Another downside to this game: I was never really scared. There were plenty of disturbing moments, like the way the creatures would kneel down and stroke you when you died, but nothing actually made my stomach seize up. After SH4, this is only the second SH game that didn't have at least one moment that made me want to curl up in the fetal position and rock back and forth. (I'm not counting jump scares, by the way.) In my opinion, a Silent Hill game that doesn't induce terror in the player instantly gets a few points knocked off its final score.

But enough of the negatives and on to the positives.
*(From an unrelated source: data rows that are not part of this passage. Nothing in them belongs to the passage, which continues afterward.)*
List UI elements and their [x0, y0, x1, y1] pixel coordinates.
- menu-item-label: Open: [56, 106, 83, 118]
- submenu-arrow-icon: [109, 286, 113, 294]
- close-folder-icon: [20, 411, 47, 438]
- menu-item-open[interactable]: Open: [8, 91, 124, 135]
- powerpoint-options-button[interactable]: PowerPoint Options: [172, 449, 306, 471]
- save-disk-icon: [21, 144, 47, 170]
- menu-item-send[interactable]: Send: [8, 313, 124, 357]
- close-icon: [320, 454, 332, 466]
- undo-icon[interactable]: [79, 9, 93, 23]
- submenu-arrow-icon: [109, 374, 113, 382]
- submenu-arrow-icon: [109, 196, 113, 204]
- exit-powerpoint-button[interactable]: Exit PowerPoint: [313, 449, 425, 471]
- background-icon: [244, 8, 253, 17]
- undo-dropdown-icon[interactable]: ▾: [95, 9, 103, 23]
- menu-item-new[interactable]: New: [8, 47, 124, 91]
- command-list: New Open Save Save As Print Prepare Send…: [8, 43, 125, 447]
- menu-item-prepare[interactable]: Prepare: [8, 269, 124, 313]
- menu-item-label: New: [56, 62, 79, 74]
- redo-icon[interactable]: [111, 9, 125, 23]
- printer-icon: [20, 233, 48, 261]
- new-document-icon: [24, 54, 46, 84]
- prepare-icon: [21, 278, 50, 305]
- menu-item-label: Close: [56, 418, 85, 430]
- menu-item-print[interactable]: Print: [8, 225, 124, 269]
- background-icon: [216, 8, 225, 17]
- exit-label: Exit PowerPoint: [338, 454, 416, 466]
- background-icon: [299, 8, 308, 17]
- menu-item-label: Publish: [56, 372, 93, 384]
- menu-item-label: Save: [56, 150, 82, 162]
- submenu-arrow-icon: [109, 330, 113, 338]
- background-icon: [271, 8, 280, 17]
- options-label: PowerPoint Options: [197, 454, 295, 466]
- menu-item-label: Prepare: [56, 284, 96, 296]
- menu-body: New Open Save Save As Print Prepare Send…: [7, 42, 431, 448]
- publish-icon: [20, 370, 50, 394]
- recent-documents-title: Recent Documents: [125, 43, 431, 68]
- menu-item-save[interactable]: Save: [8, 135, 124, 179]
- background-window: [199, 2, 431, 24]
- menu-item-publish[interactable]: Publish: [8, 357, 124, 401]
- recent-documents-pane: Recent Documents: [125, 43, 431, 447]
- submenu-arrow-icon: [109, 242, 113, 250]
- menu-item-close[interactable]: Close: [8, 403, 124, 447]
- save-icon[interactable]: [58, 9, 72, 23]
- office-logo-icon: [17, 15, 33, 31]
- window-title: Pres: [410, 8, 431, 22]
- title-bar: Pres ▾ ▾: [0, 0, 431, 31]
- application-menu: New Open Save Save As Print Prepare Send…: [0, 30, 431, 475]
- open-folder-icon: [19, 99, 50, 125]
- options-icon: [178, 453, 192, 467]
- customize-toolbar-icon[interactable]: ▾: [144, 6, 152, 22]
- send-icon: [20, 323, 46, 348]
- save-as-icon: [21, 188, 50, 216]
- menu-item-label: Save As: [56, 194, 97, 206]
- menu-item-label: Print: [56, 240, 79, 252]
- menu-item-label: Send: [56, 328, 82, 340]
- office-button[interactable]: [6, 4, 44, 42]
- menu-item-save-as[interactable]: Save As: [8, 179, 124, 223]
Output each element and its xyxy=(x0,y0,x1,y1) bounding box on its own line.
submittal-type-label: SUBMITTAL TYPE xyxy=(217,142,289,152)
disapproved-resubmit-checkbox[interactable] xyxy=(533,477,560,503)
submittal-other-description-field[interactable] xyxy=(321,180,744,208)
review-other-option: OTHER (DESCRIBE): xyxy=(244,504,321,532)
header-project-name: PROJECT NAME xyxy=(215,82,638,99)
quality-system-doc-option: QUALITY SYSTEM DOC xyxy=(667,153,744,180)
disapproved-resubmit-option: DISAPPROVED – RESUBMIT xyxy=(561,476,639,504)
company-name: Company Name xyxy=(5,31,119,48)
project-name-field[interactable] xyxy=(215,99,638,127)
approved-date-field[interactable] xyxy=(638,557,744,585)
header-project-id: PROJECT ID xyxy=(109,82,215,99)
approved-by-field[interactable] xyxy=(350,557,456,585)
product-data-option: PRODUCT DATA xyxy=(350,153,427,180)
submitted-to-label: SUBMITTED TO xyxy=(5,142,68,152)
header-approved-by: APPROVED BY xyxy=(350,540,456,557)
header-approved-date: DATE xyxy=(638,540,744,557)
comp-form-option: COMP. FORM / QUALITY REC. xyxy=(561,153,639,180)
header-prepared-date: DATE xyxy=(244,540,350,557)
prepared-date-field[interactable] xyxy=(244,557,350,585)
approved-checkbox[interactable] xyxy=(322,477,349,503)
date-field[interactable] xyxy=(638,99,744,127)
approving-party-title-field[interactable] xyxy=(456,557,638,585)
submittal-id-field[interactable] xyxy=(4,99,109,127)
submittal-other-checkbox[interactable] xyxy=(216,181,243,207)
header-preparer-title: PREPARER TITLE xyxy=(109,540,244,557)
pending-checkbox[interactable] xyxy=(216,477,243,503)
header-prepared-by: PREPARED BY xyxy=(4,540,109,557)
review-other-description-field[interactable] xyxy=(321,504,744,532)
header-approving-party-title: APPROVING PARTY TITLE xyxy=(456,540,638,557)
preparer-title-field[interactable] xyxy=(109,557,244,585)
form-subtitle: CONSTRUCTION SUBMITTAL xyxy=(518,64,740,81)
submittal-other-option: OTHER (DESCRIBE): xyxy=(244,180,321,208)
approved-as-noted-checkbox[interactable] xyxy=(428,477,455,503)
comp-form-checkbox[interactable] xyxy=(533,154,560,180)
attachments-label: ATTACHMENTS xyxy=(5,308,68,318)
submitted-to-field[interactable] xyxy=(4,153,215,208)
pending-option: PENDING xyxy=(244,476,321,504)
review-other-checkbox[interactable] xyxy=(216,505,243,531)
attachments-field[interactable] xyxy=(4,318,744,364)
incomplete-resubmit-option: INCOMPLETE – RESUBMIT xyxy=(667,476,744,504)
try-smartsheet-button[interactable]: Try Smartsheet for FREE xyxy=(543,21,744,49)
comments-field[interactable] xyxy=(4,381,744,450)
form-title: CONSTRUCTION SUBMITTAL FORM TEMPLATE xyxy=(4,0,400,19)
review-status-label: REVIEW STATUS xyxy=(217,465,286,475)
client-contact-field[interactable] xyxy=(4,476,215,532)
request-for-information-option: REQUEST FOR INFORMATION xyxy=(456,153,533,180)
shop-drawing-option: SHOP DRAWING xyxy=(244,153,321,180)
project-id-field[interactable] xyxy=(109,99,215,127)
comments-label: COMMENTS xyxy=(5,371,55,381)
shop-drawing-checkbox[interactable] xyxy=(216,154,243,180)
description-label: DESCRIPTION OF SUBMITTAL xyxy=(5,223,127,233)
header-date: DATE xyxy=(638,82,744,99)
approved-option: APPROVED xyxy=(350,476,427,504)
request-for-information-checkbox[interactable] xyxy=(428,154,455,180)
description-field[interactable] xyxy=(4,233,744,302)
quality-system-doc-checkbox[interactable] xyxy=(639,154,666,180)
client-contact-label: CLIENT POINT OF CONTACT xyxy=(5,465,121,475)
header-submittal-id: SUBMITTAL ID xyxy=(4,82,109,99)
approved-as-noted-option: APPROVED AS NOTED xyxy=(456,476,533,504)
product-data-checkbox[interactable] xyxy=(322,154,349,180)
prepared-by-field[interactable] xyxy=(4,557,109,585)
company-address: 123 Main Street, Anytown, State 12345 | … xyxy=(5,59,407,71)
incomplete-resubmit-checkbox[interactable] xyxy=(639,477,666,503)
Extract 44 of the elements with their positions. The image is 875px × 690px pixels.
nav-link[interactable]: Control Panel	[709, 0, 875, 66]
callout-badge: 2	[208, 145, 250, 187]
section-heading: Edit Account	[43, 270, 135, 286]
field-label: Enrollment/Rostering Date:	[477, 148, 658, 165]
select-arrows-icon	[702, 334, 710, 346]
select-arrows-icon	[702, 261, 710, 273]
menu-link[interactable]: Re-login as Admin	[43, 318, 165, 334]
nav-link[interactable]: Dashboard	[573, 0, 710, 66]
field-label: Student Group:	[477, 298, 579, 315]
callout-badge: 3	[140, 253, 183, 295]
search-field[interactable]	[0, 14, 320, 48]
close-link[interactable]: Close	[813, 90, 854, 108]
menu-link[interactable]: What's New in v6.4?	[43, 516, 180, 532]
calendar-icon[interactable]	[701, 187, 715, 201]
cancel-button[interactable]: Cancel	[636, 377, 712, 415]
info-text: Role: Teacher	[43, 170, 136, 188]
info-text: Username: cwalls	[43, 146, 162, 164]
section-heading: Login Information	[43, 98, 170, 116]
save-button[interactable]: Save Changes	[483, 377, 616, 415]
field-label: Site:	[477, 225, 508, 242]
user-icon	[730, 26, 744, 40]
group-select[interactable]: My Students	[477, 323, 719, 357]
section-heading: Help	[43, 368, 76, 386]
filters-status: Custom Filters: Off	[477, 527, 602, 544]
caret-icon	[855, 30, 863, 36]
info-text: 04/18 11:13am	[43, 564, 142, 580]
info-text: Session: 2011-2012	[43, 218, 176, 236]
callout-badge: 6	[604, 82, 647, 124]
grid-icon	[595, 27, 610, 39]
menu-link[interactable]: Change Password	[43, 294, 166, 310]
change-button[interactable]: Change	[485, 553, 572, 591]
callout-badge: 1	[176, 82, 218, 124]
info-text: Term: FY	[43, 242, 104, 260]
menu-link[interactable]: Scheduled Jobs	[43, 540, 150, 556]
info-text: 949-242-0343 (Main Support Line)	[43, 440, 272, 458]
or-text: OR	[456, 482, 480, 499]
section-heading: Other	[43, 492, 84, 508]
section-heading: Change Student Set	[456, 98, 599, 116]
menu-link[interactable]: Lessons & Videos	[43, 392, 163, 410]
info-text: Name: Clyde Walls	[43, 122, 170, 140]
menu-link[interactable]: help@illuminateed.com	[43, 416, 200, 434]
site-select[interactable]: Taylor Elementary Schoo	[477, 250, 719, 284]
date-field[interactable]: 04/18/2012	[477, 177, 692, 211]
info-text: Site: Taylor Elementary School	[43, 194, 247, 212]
One thing that I absolutely loved about this game was the psychological profiling. Occasionally the game will cut to a psychiatric session in first person mode. The doctor administers a series of tests, including inkblots, coloring, a parable where you must rank the characters in order of guilt, and a true/false questionnaire that asks you about everything from sexual roleplay to alcohol. The answers you give affect certain aspects of the game, which adds lots of replay value. And there's the famous Silent Hill UFO joke ending, which was particularly funny this time. (James shoutout for the mothereffin' win!)

Another thing that rocked my face off was the use of the Wiimote. You control your flashlight using the Wiimote, and it's so immersive that at one point I picked up the instruction manual...and tried to train the "flashlight" on the page! And when you make or receive calls on Harry's phone, you hold the Wiimote to your ear, just like you would do with a real phone. I've read that shaking off monsters is MUCH easier on the PSP/PS2, but other than that, I think the Wii version is the way to go because the controls are so cool.

Akira Yamaoka, the composer who's been with this series from the beginning, has unfortunately left Konami, so SH:SM is his swan song. As always, his soundtrack is perfect, including everything from a melancholy version of "Always on My Mind" to an instrumental that would make Angelo Badalamenti jealous. And I won't say anything else about the story, but I can't be the only one who teared up at the end.

So to recap, SH:SM has some deep flaws, but any Silent Hill fan worth his or her salt still needs to check it out.